Configure Single Sign-On Between Two Salesforce Orgs

Single sign-on (SSO) is an authentication method that enables users to access multiple applications with one set of credentials. For example, after users log in to your org, they can automatically access all apps from the App Launcher. You can set up your Salesforce org to trust a third-party identity provider to authenticate users. Or you can configure a third-party app to rely on your org for authentication.

An Identity Provider (IdP) is a system or service responsible for managing and verifying user identities, typically in the context of authentication and authorization processes. It provides a way for users to securely access multiple applications using a single set of login credentials. When a user tries to access a protected resource, the Identity Provider verifies the user’s identity and grants access based on predefined rules and permissions.

A Service Provider (SP) is an entity that provides services or resources to users or other entities over a network or the internet. A service provider typically refers to the entity that hosts the applications, resources, or services that users want to access.

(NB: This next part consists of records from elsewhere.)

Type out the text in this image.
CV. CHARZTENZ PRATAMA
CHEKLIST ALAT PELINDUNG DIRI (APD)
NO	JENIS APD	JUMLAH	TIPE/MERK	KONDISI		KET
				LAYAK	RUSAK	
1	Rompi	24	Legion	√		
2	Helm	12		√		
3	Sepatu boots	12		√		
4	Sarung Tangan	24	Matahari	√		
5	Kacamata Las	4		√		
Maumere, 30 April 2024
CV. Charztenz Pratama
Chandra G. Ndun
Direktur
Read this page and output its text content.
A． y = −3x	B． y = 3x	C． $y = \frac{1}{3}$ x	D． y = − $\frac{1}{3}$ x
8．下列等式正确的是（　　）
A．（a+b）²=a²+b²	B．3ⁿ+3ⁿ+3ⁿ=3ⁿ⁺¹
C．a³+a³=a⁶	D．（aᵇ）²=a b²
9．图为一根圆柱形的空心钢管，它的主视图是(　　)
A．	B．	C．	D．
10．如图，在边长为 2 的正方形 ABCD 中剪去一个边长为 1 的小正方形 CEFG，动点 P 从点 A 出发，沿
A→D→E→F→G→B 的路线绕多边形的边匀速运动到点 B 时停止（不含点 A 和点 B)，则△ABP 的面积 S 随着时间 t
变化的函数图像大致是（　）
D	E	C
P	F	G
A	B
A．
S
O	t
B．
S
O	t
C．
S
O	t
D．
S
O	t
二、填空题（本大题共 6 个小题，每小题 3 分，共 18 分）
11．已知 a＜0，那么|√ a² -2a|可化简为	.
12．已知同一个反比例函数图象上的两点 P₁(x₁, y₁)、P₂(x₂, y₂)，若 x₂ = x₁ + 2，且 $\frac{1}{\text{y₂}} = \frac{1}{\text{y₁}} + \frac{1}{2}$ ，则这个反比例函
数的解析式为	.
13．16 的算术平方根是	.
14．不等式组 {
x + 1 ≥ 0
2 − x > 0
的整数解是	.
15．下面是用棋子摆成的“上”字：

In the below example, we will configure Single Sign-On between two Salesforce Orgs. We will configure one org as a SAML identity provider and set up the other org as service provider. When users log in to the identity provider, they’re automatically authenticated for the service provider. Following are the steps –

1. Enable My Domain in both the orgs
2. Set up a first Salesforce org as Identity Provider
3. Set up second Salesforce org as Service Provider based on the certificate metadata from Identity Provider
4. In the Identity Provider, integrate your Service Provider as connected apps
5. Create user in both the orgs, make sure they have same federation id
6. Test the SSO connection

Setup Identity Provider:

1. Navigate to Setup and type Identity Provider
2. Enable the Identity Provider and download the metadata

3. Create a connected app for service provider. Take Entity Id and ACS URL from service provider

4. Once the connected app is created, click on the Manage button and then Manage Profiles

5. Select the profile to give the access to this connected app

Setup Service Provider:

1. Navigate to Setup and type Single Sign-On. Under Single Sign-On Settings, click Edit button and check SAML Enabled.

2. Under SAML Single Sign-On Settings section, click New from Metadata File button and select the metadata file received from the Identity Provider. Click Create button

3. Select the SAML Identity Type and Identity Location. Copy the Entity Id and share it with the Identity Provider to include the same in the connected app. Click the Save button

4. Go to My Domain, under Authentication Configuration, click Edit button

5. Check the Authentication Service which was configured recently and click Save button

6. Logout from the Service Provider org and Login again. Option to Login with Identity Provider will be available

Create the user record with same Federation Id in the both the Identity Provider and Service Provider orgs and test the SSO login.